Thursday, June 21, 2012

Guess What I Got?

Food poisoning.

These guys did it to me, which is weird because it's no buck-a-scoop Chinese place.  Never going there again...

Haven't been able to keep anything down since Wednesday morning, not even water.  I don't want to get dehydrated so I've been sipping Pedialyte.  Sometimes I don't puke it back up.

Yesterday was a nightmare.  I thought I'd tough it out and go to work.  I had to pull over halfway through my commute to empty my angry stomach, puking on the highway, cars whipping by at 65.  What a dumbass.  Once I got in, I was sweating and looking like shit.  I sat down, told everyone what was up, then had to go throw up again.

We're shorthanded (again...as we have been during this whole recession) so some guys stayed late and phone calls were made to get other guys to come in and cover.  What a joke.  I went home, having to stop halfway to puke again.

I think I'm going to scratch today off too.  I still feel like shit.

Wednesday, June 20, 2012

Nerd Chic

I think it's funny that ever since the NBA instituted its dress code years back, everyone dresses like they're a bunch of Urkels.




I have to say, I'm a little sad that the Heat are up in the series, even though I really do think they have the better team.  Truth be told, though, I'm more sad the season is ending.  Could be one more game left and then what....baseball? 
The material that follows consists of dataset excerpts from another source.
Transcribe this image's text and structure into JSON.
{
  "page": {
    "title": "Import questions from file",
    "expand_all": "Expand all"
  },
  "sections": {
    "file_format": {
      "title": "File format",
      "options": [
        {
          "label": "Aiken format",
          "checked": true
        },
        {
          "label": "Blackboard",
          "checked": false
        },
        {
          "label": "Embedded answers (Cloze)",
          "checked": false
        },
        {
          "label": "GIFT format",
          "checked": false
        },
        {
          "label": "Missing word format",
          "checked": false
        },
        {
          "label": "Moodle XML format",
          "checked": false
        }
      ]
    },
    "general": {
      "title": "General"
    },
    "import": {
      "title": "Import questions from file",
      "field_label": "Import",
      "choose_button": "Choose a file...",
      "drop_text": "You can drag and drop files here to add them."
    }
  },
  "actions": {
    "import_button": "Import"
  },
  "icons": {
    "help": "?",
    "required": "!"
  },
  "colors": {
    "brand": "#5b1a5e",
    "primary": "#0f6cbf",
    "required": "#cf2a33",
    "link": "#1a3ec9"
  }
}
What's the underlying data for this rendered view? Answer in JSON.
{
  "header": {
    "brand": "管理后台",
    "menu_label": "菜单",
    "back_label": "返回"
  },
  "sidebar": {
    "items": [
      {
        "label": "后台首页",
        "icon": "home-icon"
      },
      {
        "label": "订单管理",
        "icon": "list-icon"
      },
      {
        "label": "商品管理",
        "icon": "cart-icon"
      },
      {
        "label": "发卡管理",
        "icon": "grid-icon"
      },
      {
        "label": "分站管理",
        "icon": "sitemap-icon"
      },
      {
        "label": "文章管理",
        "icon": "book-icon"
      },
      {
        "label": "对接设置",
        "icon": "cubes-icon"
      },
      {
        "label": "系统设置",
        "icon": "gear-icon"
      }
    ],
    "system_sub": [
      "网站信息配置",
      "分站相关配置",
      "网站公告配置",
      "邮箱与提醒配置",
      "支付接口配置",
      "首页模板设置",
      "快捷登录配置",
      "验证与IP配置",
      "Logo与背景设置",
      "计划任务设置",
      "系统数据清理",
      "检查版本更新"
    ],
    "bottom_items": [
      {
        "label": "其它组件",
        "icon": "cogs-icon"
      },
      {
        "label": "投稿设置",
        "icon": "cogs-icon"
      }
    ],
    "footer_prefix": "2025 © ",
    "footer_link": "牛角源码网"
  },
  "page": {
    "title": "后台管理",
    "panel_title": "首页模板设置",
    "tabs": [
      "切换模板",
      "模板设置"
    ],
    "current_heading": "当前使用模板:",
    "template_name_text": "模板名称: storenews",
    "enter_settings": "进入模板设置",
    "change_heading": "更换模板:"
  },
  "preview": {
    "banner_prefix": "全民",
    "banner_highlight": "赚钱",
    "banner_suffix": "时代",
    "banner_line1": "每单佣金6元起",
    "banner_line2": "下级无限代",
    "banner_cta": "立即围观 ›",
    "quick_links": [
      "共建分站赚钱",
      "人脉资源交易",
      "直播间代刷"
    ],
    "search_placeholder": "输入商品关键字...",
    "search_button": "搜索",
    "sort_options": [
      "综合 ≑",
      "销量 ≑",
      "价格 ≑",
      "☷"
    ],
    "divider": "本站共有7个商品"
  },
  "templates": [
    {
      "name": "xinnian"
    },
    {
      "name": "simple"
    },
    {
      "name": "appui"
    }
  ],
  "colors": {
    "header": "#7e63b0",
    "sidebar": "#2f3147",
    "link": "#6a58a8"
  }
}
Who gives a shit about no-hitters and perfect games?  I wanna see concussions and Oscar-worthy flops, dammit.

Sunday, June 17, 2012

Stages

Another stage collapsed and more people died.  Maybe stages have been collapsing and killing people for decades, but it seems like in the last two years there have been a surge in wobbly stages across the globe, as this article makes clear:

In Canada, one person died and several people were injured when the stage went down at Bluesfest in Ottawa last July, and one person died and more than a dozen were injured in 2009 when a powerful windstorm caused the main stage to collapse at the Big Valley Jamboree near Camrose

Six people died last August when the stage collapsed at a Sugarland concert in Indianapolis; five died in Belgium when a storm swept in and toppled the stage at the Pukkelpop Festival.
And this is not like commercial fishing or patrolling in Afghanistan.  In those scenarios, death is not only possible and likely, but it's statistically inevitable.  Does it have to be so for temporary concert stages?

I think part of this is an engineering problem.  We may think these things are designed to serve as stages, but it's only going to live a very small piece of its life as a stage.  The rest of the time it will be disassembled components, stacks of bars, bins of bolts.  From an engineering perspective, the stage aspect is relatively easy to accomplish.  You need an elevated flat area and something from which to hang the rigging.  That's it. 

But to accomplish that and to break it down, load it on a truck, and set it up somewhere else, that's where the engineers start to wear out their pencils.  Add trap doors, pyro, an understage area, the whole thing gets more complicated.

No matter how clever an engineer you are, though, you're still going to be limited by the requirements.  It's still going to be constructed hastily, not really anchored to the ground, not rated for freak windstorms, etc.

I think at this point, evolution is going to take over.  Either some company is going to design a stage that won't collapse, even in the worst possible situation, or no one's going to want to mount one of these shows.  I'm pretty sure Radiohead are not too happy their stage collapsed.  Relieved, perhaps, that it didn't occur during their performance, but that's small consolation.